The answer, of course, is that the meanings given to the symbols are

purely arbitrary, and that there is no scientific reason why one should

signify one thing and not another. Th
re is no real reason why the

ace of clubs, for instance, should not be considered the 'House Card'

instead of the nine of hearts, or why the double four in dominoes should

signify an invitation instead of a wedding, like the double three.

It is obviously necessary, however, in attempting to read the future by

means of any kind of symbols, whether pips, dots, numbers or anything

else, to fix beforehand upon some definite meaning to be attributed to

each separate symbol and to hold fast to this meaning in all events.

In the case of tea-leaves, where the symbols are not mere 'conventional

signs' or numbers but actual figures like the pictures seen in the fire

or those envisaged in dreams, there is no doubt that the signification

of most of them is the result of empyrical experience.
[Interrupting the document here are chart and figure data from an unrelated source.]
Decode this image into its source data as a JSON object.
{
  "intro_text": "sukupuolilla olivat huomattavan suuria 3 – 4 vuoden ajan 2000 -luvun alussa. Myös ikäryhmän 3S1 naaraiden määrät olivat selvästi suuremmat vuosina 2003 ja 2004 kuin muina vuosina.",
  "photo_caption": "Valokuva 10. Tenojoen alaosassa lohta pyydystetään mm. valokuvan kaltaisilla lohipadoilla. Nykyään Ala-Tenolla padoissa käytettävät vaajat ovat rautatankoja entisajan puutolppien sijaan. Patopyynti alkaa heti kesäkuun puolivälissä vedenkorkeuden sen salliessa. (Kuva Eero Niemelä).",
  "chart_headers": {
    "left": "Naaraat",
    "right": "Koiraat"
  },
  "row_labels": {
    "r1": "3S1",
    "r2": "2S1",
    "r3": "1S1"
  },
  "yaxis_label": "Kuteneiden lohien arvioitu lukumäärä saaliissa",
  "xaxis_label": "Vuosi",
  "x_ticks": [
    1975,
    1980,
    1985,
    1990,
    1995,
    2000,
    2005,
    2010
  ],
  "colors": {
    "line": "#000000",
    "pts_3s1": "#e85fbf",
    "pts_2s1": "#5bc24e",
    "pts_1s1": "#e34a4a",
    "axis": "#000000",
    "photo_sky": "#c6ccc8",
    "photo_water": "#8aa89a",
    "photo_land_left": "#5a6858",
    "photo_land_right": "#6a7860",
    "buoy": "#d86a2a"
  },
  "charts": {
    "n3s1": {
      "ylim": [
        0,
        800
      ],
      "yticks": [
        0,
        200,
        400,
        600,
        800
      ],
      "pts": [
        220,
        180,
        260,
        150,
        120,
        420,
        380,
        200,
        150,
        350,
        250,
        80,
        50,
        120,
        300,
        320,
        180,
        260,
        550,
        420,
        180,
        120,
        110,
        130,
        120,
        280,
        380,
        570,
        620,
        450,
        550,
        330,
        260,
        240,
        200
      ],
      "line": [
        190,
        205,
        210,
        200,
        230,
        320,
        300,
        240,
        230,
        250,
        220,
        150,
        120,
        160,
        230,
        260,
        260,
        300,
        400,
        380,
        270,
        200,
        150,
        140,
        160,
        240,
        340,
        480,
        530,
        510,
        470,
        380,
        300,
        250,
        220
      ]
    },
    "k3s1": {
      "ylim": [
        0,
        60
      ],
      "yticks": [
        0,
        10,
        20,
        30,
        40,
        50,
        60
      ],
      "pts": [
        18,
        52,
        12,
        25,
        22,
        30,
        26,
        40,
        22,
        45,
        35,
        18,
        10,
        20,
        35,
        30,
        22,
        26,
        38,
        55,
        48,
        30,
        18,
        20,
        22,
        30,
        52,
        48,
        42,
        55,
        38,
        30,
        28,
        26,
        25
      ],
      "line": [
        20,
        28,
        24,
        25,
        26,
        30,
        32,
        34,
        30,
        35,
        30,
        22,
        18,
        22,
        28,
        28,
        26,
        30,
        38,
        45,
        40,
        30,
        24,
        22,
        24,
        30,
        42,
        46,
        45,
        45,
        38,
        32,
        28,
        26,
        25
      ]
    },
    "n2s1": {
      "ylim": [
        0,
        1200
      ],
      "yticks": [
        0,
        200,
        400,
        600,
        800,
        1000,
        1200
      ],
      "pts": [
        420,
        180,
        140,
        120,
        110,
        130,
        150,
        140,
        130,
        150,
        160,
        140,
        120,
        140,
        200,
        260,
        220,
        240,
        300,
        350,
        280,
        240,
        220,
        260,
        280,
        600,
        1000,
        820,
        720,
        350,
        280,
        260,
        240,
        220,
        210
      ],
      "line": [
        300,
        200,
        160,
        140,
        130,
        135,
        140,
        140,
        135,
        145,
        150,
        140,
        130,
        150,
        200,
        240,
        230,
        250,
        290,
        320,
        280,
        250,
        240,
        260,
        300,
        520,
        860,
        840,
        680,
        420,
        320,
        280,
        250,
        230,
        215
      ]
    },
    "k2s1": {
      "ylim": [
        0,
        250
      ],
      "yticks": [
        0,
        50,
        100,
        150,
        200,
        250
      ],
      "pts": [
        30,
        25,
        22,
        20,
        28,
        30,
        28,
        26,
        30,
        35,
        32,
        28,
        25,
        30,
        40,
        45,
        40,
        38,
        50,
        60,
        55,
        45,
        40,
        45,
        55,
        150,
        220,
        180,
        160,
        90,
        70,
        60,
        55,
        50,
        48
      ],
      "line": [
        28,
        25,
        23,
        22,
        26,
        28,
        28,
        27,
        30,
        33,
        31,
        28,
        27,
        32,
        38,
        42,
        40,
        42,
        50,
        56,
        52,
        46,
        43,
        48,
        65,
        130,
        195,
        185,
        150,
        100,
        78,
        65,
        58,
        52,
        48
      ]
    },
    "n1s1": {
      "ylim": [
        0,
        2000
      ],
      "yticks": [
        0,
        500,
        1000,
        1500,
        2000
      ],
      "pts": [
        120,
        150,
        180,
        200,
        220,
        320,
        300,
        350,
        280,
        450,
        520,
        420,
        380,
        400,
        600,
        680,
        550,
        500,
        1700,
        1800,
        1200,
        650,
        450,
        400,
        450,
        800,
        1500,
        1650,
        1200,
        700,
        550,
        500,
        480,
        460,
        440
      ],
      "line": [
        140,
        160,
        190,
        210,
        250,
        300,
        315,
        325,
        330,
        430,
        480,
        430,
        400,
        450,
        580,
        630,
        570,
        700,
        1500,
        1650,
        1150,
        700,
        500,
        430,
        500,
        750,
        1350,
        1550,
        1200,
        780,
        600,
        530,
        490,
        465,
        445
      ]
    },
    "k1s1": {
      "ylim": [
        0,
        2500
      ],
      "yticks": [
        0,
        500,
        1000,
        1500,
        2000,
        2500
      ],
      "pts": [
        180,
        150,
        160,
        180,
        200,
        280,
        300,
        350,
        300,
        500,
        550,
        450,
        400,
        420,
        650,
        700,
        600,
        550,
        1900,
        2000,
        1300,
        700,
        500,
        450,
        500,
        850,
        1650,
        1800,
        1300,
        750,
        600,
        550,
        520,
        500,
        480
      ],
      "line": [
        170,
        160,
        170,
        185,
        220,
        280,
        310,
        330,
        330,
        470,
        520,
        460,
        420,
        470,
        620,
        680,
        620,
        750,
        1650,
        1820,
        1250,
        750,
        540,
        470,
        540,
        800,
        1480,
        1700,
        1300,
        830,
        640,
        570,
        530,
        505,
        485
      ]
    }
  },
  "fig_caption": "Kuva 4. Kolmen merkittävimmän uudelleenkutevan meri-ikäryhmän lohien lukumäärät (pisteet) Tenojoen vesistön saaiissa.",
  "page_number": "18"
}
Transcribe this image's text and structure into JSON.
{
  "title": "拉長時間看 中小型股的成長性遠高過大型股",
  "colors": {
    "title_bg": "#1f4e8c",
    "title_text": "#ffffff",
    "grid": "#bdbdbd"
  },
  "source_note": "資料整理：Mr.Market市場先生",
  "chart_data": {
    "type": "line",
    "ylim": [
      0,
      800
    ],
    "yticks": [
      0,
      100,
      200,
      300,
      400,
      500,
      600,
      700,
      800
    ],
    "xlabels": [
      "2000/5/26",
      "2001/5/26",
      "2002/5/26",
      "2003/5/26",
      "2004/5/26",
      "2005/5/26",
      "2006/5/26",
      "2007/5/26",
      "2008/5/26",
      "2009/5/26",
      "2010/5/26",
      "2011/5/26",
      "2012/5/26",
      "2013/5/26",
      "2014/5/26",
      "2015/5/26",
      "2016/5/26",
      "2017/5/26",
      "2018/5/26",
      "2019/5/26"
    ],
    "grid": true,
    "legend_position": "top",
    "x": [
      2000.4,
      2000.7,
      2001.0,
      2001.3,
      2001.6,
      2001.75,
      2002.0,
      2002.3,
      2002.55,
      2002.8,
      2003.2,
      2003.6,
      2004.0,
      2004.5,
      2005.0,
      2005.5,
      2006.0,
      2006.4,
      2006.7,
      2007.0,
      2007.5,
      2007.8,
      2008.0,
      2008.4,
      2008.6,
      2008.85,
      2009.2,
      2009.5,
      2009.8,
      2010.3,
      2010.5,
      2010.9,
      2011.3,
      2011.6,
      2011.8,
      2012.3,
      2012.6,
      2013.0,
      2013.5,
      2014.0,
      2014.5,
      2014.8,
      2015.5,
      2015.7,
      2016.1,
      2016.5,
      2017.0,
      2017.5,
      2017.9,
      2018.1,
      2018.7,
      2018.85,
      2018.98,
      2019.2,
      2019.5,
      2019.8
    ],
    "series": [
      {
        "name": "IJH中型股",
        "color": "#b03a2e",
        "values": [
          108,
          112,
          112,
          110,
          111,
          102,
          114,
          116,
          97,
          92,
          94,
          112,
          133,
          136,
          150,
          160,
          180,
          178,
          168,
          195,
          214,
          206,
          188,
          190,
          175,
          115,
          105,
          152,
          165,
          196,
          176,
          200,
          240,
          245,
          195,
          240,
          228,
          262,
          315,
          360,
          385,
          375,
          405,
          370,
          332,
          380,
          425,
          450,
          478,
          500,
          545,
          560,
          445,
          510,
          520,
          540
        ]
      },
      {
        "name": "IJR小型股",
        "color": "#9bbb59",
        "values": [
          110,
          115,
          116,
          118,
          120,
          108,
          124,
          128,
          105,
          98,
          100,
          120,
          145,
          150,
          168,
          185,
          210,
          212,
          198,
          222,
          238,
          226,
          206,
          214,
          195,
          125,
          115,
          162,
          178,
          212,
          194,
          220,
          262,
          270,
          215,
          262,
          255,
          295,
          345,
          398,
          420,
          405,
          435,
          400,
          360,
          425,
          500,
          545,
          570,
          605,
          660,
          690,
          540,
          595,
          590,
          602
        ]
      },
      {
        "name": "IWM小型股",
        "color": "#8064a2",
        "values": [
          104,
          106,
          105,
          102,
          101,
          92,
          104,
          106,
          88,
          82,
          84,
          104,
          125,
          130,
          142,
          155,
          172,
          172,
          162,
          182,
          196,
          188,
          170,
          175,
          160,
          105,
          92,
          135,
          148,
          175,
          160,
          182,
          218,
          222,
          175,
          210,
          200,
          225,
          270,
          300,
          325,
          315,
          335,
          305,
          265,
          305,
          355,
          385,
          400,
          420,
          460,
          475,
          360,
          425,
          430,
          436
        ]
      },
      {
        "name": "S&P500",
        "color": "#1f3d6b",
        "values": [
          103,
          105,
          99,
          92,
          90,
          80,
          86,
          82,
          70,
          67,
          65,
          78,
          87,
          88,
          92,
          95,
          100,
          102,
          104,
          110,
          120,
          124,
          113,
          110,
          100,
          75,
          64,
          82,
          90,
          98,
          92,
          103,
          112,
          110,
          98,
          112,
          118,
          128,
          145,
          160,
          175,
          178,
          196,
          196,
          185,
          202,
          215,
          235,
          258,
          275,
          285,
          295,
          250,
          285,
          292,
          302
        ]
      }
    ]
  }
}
Generations of

spae-wives have found that the recurrence of a certain figure in the

cup has corresponded with the occurrence of a certain event in the

future lives of the various persons who have consulted them: and this

empyrical knowledge has been handed down from seer to seer until a

sufficient deposit of tradition has been formed from which it has been

found possible to compile a detailed list of the most important symbols

and to attach to each a traditional meaning. These significations have

been collected by the writer--in a desultory manner--over a long period

of years chiefly from spae-wives in both Highland and Lowland Scotland,

but also in Cornwall, on Dartmoor, in Middle England, in Gloucestershire

and Northumberland. Occasionally it has been found that a different

meaning is attributed to a symbol by one seer from that given it by

another. In such cases an alternative signification might, of course,

have been given here, but as the essence of all such significations

is that they shall be stable and unvarying, the writer has fixed upon

whichever meaning has been most widely attributed to the symbol or

appears to have the best authority for its adoption, so that the element

of doubt may be excluded.

Although included in their alphabetical order in the list which follows,

there are certain figures and symbols which are of so common occurrence

and bear such definite interpretation that it is advisable to refer to

them here in detail. Certain symbols are invariably signs of approaching

good-fortune: certain others of threatened ill-luck. Among the former

may be mentioned triangles, stars, trefoil or clover-leaves, anchors,

trees, garlands and flowers, bridges or arches, and crowns. Among the

latter, coffins, clouds, crosses, serpents, rats and mice and some

wild beasts, hour-glasses, umbrellas, church-steeples, swords and guns,

ravens, owls, and monkeys are all ominous symbols.